El Ayuntamiento de Valencia se apresta a establecer una nueva normativa más restrictiva para Ciutat Vella que afecta especialmente al sector de la hostelería en la medida que se acorta la hora del cierre nocturno. Bares y lugares de copas aparecen como los principales damnificados, tanto más si se les elimina todo o parte de las terrazas al aire libre. Es lógico, pues, que sean estos industriales quienes hayan emprendido acciones para defender sus negocios. Nada que objetar, pero sí conviene hacer alguna puntualización.

En primer lugar se les debe reconocer y agradecer a estos empresarios, pues a menudo así lo reclaman, que han sido ellos y sus predecesores quienes alentaron los primeros signos de renacida en estos barrios, y singularmente en El Carme y sus aledaños, después de que la riada de 1957 desguazase su urdimbre vecinal, menestral e industriosa, una catástrofe ya lejana de la que todavía no se ha repuesto plenamente este marco urbano.

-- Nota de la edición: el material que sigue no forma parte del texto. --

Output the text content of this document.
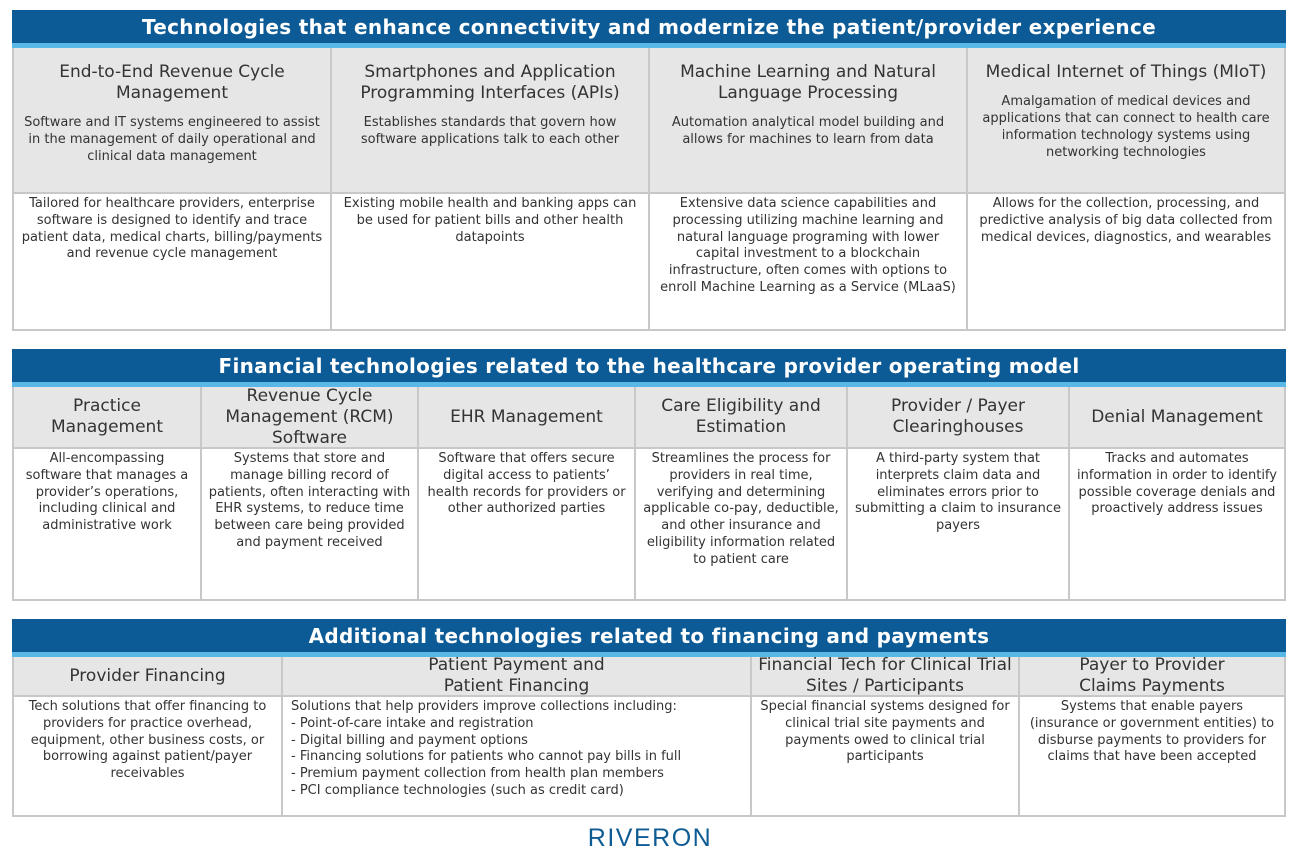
Technologies that enhance connectivity and modernize the patient/provider experience
End-to-End Revenue Cycle Management
Software and IT systems engineered to assist in the management of daily operational and clinical data management
Tailored for healthcare providers, enterprise software is designed to identify and trace patient data, medical charts, billing/payments and revenue cycle management
Smartphones and Application Programming Interfaces (APIs)
Establishes standards that govern how software applications talk to each other
Existing mobile health and banking apps can be used for patient bills and other health datapoints
Machine Learning and Natural Language Processing
Automation analytical model building and allows for machines to learn from data
Extensive data science capabilities and processing utilizing machine learning and natural language programing with lower capital investment to a blockchain infrastructure, often comes with options to enroll Machine Learning as a Service (MLaaS)
Medical Internet of Things (MIoT)
Amalgamation of medical devices and applications that can connect to health care information technology systems using networking technologies
Allows for the collection, processing, and predictive analysis of big data collected from medical devices, diagnostics, and wearables
Financial technologies related to the healthcare provider operating model
Practice Management
All-encompassing software that manages a provider’s operations, including clinical and administrative work
Revenue Cycle Management (RCM) Software
Systems that store and manage billing record of patients, often interacting with EHR systems, to reduce time between care being provided and payment received
EHR Management
Software that offers secure digital access to patients’ health records for providers or other authorized parties
Care Eligibility and Estimation
Streamlines the process for providers in real time, verifying and determining applicable co-pay, deductible, and other insurance and eligibility information related to patient care
Provider / Payer Clearinghouses
A third-party system that interprets claim data and eliminates errors prior to submitting a claim to insurance payers
Denial Management
Tracks and automates information in order to identify possible coverage denials and proactively address issues
Additional technologies related to financing and payments
Provider Financing
Tech solutions that offer financing to providers for practice overhead, equipment, other business costs, or borrowing against patient/payer receivables
Patient Payment and Patient Financing
Solutions that help providers improve collections including:
- Point-of-care intake and registration
- Digital billing and payment options
- Financing solutions for patients who cannot pay bills in full
- Premium payment collection from health plan members
- PCI compliance technologies (such as credit card)
Financial Tech for Clinical Trial Sites / Participants
Special financial systems designed for clinical trial site payments and payments owed to clinical trial participants
Payer to Provider Claims Payments
Systems that enable payers (insurance or government entities) to disburse payments to providers for claims that have been accepted
RIVERON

Solo en los últimos años se han constatado ciertos brotes verdes como delata la incorporación de nuevos residentes -lo que mejorará el mermado censo de habitantes-, el establecimiento de hoteles de bajo coste para turistas modestos, la instalación de residencias geriátricas -éramos pocos y parió la burra- y, sobre todo, el despegue de la restauración y oferta gastronómica que anticipa un próspero futuro a poco que se mime este filón. Por desgracia, ni siquiera son perceptibles las aportaciones de la Universidad Menéndez Pelayo y del IVAM. Meras fachadas, y el centro museístico, incluso, ha castigado el barrio desahuciando decenas de vecinos para ampliar ni sabe cuándo sus propias instalaciones.

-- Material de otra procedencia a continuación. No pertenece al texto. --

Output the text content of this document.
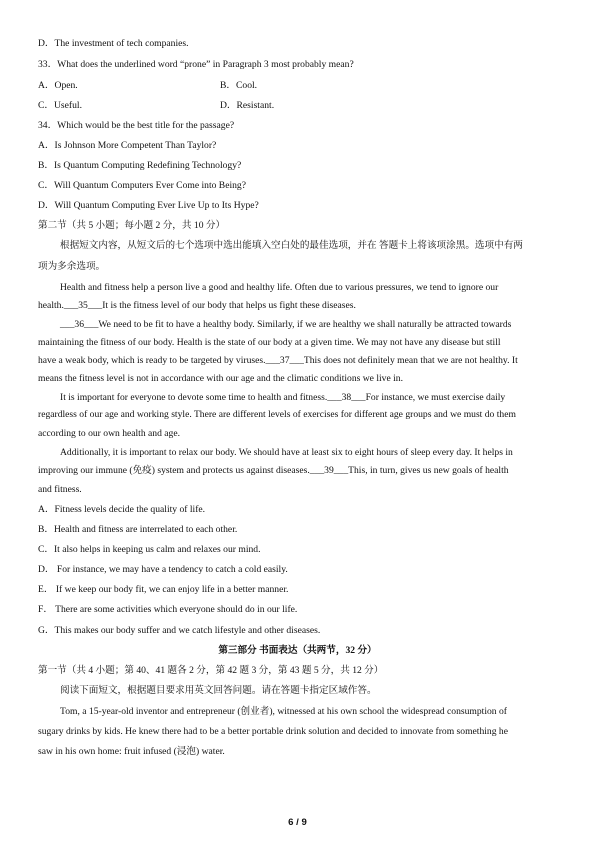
D．The investment of tech companies.
33．What does the underlined word “prone” in Paragraph 3 most probably mean?
A．Open.	B．Cool.
C．Useful.	D．Resistant.
34．Which would be the best title for the passage?
A．Is Johnson More Competent Than Taylor?
B．Is Quantum Computing Redefining Technology?
C．Will Quantum Computers Ever Come into Being?
D．Will Quantum Computing Ever Live Up to Its Hype?
第二节（共 5 小题；每小题 2 分，共 10 分）
根据短文内容，从短文后的七个选项中选出能填入空白处的最佳选项，并在 答题卡上将该项涂黑。选项中有两
项为多余选项。
Health and fitness help a person live a good and healthy life. Often due to various pressures, we tend to ignore our
health.___35___It is the fitness level of our body that helps us fight these diseases.
___36___We need to be fit to have a healthy body. Similarly, if we are healthy we shall naturally be attracted towards
maintaining the fitness of our body. Health is the state of our body at a given time. We may not have any disease but still
have a weak body, which is ready to be targeted by viruses.___37___This does not definitely mean that we are not healthy. It
means the fitness level is not in accordance with our age and the climatic conditions we live in.
It is important for everyone to devote some time to health and fitness.___38___For instance, we must exercise daily
regardless of our age and working style. There are different levels of exercises for different age groups and we must do them
according to our own health and age.
Additionally, it is important to relax our body. We should have at least six to eight hours of sleep every day. It helps in
improving our immune (免疫) system and protects us against diseases.___39___This, in turn, gives us new goals of health
and fitness.
A．Fitness levels decide the quality of life.
B．Health and fitness are interrelated to each other.
C．It also helps in keeping us calm and relaxes our mind.
D． For instance, we may have a tendency to catch a cold easily.
E． If we keep our body fit, we can enjoy life in a better manner.
F． There are some activities which everyone should do in our life.
G．This makes our body suffer and we catch lifestyle and other diseases.
第三部分 书面表达（共两节，32 分）
第一节（共 4 小题；第 40、41 题各 2 分，第 42 题 3 分，第 43 题 5 分，共 12 分）
阅读下面短文，根据题目要求用英文回答问题。请在答题卡指定区域作答。
Tom, a 15-year-old inventor and entrepreneur (创业者), witnessed at his own school the widespread consumption of
sugary drinks by kids. He knew there had to be a better portable drink solution and decided to innovate from something he
saw in his own home: fruit infused (浸泡) water.
6 / 9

Durante esta larga travesía -repitamos la gratitud- los lugares y sitios de copas, algunos de ellos señeros en la historia capitalina de estos últimos 50 años, maquillaron la depresión del barrio. El jolgorio nos distraía de la miseria. Pero seamos claros: no están aquí y en tan gran número por ser munificentes, sino porque era o es barato instalarse y se gozaba de manga ancha para desarrollar sus actividades. Con ellos, ciertamente, se acreditó una marca, una referencia en el ocio do quiera que uno fuese. El Carme y su entorno eran y son todavía garantía de liberalidad para los nocherniegos de toda laya. Pero con los sitios de copas, y quizá a su pesar, se abrió la veda a la llamada contaminación acústica, el ruido, el estrépito y a menudo el incivismo.

Es precisamente lo que se trata de acotar mediante esas limitaciones que en modo alguno se nos antojan graves y, en cambio, sí nos parecen moderadas y pertinentes para determinadas zonas concretas -calle de Caballeros, el Tossal, etc.- donde el vecindario viene siendo una víctima cautiva y desarmada ante la agresión sónica nocturna agravada por el incivismo idiosincrátrico del personal y el efecto multiplicador del ruido que provoca la estrechez de calles y plazuelas. Es probable que si los aludidos industriales del copeo residiesen en este barrio serían menos beligerantes contra estas medidas. Pero en su inmensa mayoría no viven ni duermen junto a su tajo.

Es verdad, y en eso coincido con Joan Antoni Rodilla, presidente de Federación de Comercio de la Unión Gremial, que los balnearios nunca están en los centros históricos, pero eso no es razón para que El Carme sea o se convierta en un barrio invivible y desaconsejable para los residentes civilizados. Con ese crédito, ¿quién invertirá y construirá en los numerosos solares irredentos? ¿El IVVSA, para reubicar a los marginados que ampara, o cuantos propician un Carme bullanguero?